LSFMM: Improving the out-of-memory killer

By Jonathan Corbet
April 23, 2013

LSFMM Summit 2013

Few topics have been debated longer in memory management circles than the out-of-memory (OOM) killer. This unloved kernel subsystem is invoked when memory pressure reaches desperate levels; its job is to kill one or more processes in the hope of enabling the system to continue functioning. The problem, as always, is in the choice of which processes to target. At the 2013 LSFMM Summit, Glauber Costa and Greg Thelen led an inconclusive session on how that targeting might be improved.

The current OOM killer targets processes based on their "OOM score," an indication of both the memory demands created by each process and the system's view of how important the process is; see this article for details on the current algorithm. Every process has an oom_score_adj value that can be used to tweak its score relative to that of other processes; in this way, the system administrator can implement a policy directing the OOM killer's attention toward (or away from) specific processes. This mechanism falls short of what some administrators would like, though, since it has no awareness of memory control groups. It works in a single, flat namespace of all processes. Memory control groups encapsulate a better understanding of the process tree, but they aren't able to implement OOM policies.

Jörn Engel noted that the OOM killer as it was initially implemented was quite stupid, but at least it was predictably so. It has gotten quite a bit more complicated since then, to the point that it's hard to know how the system will respond to OOM situations. The result of this complexity is that the OOM killer tends to work well for whoever last tweaked the kernel's target selection policies, but not necessarily for anybody else.

That led to one of the key questions raised in this session: should OOM handling be moved to user space? That would allow for the creation of arbitrarily complex policies under administrator control. The problem with this approach is that it is tremendously hard to be sure that a user-space OOM daemon will actually be able to do its job when the time comes. One can lock its full address space into memory, but it is difficult to do anything in user space under the constraint that no memory may be allocated at all — and that is just the constraint that will apply in an OOM situation.

There are also interesting policy questions related to user-space OOM killers. For example, how long should the kernel wait for a user-space OOM daemon to free some memory before taking matters into its own hands? John Stultz pointed out that not everybody sees OOM the same way; Android's low-memory killer wants a notification of a low-memory situation long before it reaches a critical stage, since it needs to be able to clean up processes before they start adversely affecting the performance of the system.

Glauber would like to see a more flexible way to set policies in the kernel instead. If nothing else, he said, killing a single process might not be the right thing to do; it might be better to just kill all processes contained within a memory control group instead. In that way, an OOM kill would more closely simulate a system crash (from the affected group's point of view) instead of leaving that group limping along without some of its members.

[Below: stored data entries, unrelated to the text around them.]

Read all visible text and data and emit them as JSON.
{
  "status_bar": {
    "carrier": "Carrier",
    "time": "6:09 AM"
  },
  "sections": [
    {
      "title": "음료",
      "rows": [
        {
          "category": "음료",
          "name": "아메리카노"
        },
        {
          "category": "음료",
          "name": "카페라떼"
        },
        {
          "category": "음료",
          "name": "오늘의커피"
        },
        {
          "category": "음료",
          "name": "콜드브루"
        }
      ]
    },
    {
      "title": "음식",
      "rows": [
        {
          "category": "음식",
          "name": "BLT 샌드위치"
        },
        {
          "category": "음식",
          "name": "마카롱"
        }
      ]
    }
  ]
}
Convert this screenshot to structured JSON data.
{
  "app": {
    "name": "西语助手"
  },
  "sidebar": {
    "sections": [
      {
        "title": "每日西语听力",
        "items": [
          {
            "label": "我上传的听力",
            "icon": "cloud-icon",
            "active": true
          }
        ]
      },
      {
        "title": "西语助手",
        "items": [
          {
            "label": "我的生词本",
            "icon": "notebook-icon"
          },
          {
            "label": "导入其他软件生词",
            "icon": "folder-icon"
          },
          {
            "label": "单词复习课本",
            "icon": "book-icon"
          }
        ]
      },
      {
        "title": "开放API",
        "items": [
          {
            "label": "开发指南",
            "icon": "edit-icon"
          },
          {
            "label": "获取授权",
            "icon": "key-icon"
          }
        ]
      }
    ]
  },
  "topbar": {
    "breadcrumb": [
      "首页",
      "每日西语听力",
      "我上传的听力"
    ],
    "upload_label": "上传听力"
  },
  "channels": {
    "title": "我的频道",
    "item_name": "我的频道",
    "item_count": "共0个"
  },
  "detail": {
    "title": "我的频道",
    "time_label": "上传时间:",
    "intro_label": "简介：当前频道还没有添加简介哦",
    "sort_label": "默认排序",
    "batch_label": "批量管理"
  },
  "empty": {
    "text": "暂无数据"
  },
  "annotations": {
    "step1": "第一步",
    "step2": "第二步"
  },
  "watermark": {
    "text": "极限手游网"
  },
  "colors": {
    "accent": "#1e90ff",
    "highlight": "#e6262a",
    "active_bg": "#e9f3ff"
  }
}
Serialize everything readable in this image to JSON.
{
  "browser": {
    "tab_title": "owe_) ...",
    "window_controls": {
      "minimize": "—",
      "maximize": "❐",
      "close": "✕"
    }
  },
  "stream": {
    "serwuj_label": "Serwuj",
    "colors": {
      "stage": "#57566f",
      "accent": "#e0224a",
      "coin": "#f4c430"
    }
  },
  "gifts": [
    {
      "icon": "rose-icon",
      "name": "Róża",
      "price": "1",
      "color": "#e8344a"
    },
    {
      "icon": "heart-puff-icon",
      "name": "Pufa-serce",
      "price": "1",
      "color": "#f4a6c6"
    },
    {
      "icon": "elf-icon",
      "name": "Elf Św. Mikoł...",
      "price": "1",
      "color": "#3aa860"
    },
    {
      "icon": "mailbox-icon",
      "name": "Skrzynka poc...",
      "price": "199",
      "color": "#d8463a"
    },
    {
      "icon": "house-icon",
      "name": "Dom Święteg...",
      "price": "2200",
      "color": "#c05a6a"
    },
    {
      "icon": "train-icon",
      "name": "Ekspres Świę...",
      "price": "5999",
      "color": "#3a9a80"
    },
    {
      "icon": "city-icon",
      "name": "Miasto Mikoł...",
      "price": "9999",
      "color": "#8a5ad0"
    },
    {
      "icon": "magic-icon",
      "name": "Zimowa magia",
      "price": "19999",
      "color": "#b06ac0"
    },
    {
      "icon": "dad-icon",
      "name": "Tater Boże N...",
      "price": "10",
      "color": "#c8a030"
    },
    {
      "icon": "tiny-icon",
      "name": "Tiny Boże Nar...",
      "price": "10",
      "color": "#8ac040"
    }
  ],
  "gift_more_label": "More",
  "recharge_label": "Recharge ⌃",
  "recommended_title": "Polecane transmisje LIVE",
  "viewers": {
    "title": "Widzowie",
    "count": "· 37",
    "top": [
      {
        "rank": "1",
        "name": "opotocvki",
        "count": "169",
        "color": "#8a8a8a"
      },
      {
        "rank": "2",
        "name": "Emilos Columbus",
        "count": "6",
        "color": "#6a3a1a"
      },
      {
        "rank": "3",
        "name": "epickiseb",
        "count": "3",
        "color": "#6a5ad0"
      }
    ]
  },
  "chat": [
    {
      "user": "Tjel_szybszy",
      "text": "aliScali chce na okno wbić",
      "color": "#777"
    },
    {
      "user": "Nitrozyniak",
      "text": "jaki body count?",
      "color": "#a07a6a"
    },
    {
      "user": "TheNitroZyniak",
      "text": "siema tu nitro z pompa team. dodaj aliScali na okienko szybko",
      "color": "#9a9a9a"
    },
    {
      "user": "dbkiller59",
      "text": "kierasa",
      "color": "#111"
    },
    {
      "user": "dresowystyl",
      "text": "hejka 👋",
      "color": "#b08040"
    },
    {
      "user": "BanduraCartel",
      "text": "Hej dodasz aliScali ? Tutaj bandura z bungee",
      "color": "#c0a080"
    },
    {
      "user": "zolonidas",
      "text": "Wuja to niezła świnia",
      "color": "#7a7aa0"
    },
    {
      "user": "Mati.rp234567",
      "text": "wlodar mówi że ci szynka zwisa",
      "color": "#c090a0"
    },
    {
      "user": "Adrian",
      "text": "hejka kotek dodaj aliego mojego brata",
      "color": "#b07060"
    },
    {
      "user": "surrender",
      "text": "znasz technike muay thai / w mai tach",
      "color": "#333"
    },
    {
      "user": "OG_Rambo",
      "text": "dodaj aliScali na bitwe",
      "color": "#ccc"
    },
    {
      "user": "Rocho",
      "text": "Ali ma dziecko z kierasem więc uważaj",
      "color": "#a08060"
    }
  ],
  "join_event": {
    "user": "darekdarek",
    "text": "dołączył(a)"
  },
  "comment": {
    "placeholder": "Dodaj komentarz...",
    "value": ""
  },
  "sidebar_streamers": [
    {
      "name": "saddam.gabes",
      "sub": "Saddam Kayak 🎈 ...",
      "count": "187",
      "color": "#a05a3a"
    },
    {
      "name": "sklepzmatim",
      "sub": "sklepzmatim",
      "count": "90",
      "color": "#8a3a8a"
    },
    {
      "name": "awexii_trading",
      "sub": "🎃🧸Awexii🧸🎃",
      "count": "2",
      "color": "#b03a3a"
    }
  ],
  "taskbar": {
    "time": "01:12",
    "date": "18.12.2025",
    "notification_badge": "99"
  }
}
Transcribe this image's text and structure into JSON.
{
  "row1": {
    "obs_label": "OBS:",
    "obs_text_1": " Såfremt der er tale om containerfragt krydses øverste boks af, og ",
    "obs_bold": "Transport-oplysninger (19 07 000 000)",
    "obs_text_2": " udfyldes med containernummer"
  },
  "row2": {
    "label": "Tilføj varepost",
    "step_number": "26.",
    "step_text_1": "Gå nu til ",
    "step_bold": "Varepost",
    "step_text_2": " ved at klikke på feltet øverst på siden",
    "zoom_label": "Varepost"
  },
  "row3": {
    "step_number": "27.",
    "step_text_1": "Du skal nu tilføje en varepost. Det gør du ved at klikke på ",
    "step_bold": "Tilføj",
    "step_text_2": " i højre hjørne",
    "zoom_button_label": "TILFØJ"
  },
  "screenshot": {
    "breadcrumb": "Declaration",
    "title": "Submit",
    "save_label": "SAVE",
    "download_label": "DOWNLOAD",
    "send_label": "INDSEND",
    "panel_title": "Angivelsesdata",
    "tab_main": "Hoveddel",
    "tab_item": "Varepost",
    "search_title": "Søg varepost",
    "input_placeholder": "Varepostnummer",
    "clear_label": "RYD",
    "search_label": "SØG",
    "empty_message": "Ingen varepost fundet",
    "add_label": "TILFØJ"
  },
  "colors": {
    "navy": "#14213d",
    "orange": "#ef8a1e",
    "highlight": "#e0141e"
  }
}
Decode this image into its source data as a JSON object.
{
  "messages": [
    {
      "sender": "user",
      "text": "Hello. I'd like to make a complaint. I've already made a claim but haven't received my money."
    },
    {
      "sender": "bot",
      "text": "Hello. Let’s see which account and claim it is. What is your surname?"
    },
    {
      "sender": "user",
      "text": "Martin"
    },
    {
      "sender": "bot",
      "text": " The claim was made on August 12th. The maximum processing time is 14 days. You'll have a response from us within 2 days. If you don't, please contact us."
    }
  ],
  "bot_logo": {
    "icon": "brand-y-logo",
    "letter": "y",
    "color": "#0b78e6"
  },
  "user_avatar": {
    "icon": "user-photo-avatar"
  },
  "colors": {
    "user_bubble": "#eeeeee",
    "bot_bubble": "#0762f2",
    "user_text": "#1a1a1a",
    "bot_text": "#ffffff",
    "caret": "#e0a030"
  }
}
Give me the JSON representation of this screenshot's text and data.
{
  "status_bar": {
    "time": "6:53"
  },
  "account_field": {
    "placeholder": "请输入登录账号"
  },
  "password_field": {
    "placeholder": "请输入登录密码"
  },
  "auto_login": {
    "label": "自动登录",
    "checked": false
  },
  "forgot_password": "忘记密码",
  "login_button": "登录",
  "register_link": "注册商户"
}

Mel Gorman said that, no matter what policy is chosen, somebody will always want something different. He saw a few options that the kernel could pursue to try to make more people happy:

Create a global OOM notification mechanism that can be used by processes like the Android low-memory killer.
Create some sort of internal OOM hook in the kernel that would be available to loadable modules or, perhaps, SystemTap scripts. Administrators could then load whatever policy suited them best.
Add a framework by which a policy could be described to the kernel, similar to how firewall rules or packet filters are handled in the network stack.

From there, the discussion wandered, revisiting a number of the above topics without leading to any real conclusions. It seems likely that the OOM killer will continue to be the subject of debate indefinitely.

Index entries for this article
Kernel	Memory management/Out-of-memory handling
Kernel	OOM killer
Conference	Storage, Filesystem, and Memory-Management Summit/2013

LSFMM: Improving the out-of-memory killer

Posted May 5, 2013 0:15 UTC (Sun) by dcymbala (guest, #90758) [Link]

It seems like there are a few standard types of processes that could implement a policy with the kernel which would allow the process to be shut down until conditions improve.

Server processes might provide a "stub" of code that allows active ports to remain active but return a standard protocol response to requests rather than denying requests altogether.

It might also be useful for processes to be swapped out completely, and reactivated only when the system decides it can do so. It would then also redirect the active ports off the "stub" and back to the main process.

Other kinds of processes are harder to decide on a policy. This "stub" idea would probably not work with graphical apps, but there may be other classes of processes where it would work.

I was also wondering if it would be possible to set up a system where the kernel would only run processes that have OOM policies set up. Then there would be no "rogue" processes in an otherwise harmonious mix of apps with policies.